CUDA: Separable compilation fails with Clang and native/all/all-major archs
CMake fails when CMAKE_CUDA_ARCHITECTURES is set to native, all or all-major with Clang for targets with CUDA_SEPARABLE_COMPILATION setting as ON, then cmake does not detect correct value for architecture
When env is clang and CMAKE_CUDA_ARCHITECTURES is set to native, all, or all-major then targets which has CUDA_SEPARABLE_COMPILATION set to ON, gives error because it uses architecture as sm_native if native is set and sm_all if all or all-major is set for CMAKE_CUDA_ARCHITECTURES
The targets which are set with CUDA_SEPARABLE_COMPILATION as ON, calls internally in cmake "cmMakefileExecutableTargetGenerator::WriteDeviceExecutableRule" function in file cmMakefileExecutableTargetGenerator.cxx (!5221 (diffs))

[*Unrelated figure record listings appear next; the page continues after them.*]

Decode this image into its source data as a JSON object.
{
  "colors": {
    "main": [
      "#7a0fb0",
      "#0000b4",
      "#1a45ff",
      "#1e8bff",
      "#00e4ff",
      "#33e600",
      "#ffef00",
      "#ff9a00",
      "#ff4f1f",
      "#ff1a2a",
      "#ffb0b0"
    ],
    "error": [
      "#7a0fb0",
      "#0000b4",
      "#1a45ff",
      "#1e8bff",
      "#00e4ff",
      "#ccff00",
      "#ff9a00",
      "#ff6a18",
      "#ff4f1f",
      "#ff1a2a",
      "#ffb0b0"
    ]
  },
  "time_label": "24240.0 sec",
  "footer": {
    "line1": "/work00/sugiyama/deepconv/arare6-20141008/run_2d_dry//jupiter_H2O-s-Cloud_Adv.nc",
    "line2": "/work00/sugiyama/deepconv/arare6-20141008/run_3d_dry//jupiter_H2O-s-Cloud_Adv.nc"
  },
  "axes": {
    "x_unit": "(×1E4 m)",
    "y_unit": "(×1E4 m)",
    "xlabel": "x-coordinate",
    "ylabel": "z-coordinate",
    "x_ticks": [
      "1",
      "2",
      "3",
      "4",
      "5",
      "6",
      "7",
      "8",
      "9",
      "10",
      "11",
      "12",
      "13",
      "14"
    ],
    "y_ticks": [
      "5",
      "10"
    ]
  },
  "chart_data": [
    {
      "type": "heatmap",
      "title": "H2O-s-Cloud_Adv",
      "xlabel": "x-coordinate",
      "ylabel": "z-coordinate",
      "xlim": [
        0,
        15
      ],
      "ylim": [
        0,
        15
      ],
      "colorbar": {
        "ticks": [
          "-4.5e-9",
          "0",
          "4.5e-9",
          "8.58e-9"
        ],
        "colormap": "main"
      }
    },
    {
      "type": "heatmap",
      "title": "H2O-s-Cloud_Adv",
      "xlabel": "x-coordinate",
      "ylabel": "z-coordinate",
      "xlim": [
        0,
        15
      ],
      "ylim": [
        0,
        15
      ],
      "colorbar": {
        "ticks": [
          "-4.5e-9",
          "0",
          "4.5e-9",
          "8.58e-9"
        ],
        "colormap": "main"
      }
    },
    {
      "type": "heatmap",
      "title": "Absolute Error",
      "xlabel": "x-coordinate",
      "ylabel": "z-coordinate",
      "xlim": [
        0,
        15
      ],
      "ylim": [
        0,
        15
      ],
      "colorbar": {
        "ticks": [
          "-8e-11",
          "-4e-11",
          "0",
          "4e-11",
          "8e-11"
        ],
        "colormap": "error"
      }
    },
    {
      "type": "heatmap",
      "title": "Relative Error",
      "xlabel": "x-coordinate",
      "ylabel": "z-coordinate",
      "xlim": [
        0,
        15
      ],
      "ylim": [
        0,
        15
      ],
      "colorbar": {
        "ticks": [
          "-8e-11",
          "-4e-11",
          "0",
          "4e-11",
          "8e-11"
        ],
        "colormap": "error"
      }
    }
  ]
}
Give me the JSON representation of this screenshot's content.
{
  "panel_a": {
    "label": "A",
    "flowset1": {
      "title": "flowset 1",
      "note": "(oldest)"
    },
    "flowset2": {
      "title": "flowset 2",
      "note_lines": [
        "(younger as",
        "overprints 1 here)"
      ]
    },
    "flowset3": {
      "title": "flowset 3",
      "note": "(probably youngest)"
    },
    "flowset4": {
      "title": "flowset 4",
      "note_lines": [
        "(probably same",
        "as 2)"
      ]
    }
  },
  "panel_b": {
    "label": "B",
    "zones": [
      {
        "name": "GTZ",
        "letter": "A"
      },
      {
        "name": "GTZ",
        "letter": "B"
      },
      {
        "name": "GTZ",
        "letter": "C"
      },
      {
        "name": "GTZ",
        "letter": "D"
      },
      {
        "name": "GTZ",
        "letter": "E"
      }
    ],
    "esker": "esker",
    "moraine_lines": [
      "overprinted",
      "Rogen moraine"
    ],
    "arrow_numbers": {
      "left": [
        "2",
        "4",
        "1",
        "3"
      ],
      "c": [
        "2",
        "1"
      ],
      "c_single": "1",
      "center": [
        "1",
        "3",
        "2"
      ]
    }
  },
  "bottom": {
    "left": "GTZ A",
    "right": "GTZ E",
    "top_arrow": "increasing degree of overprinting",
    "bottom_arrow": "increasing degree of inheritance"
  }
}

if (this->Makefile->GetSafeDefinition("CMAKE_CUDA_COMPILER_ID") == "Clang") {
this->WriteDeviceLinkRule(commands, targetOutput);
} else {
this->WriteNvidiaDeviceExecutableRule(relink, commands, targetOutput);
}
so when env is gnu, then it calls WriteNvidiaDeviceExecutableRule which does not use CMAKE_CUDA_ARCHITECTURES variable but when env is clang, it calls WriteDeviceLinkRule and it uses the value of CMAKE_CUDA_ARCHITECTURES variable. And this does not find the exact architecture value when CMAKE_CUDA_ARCHITECTURES is native, all or all-major.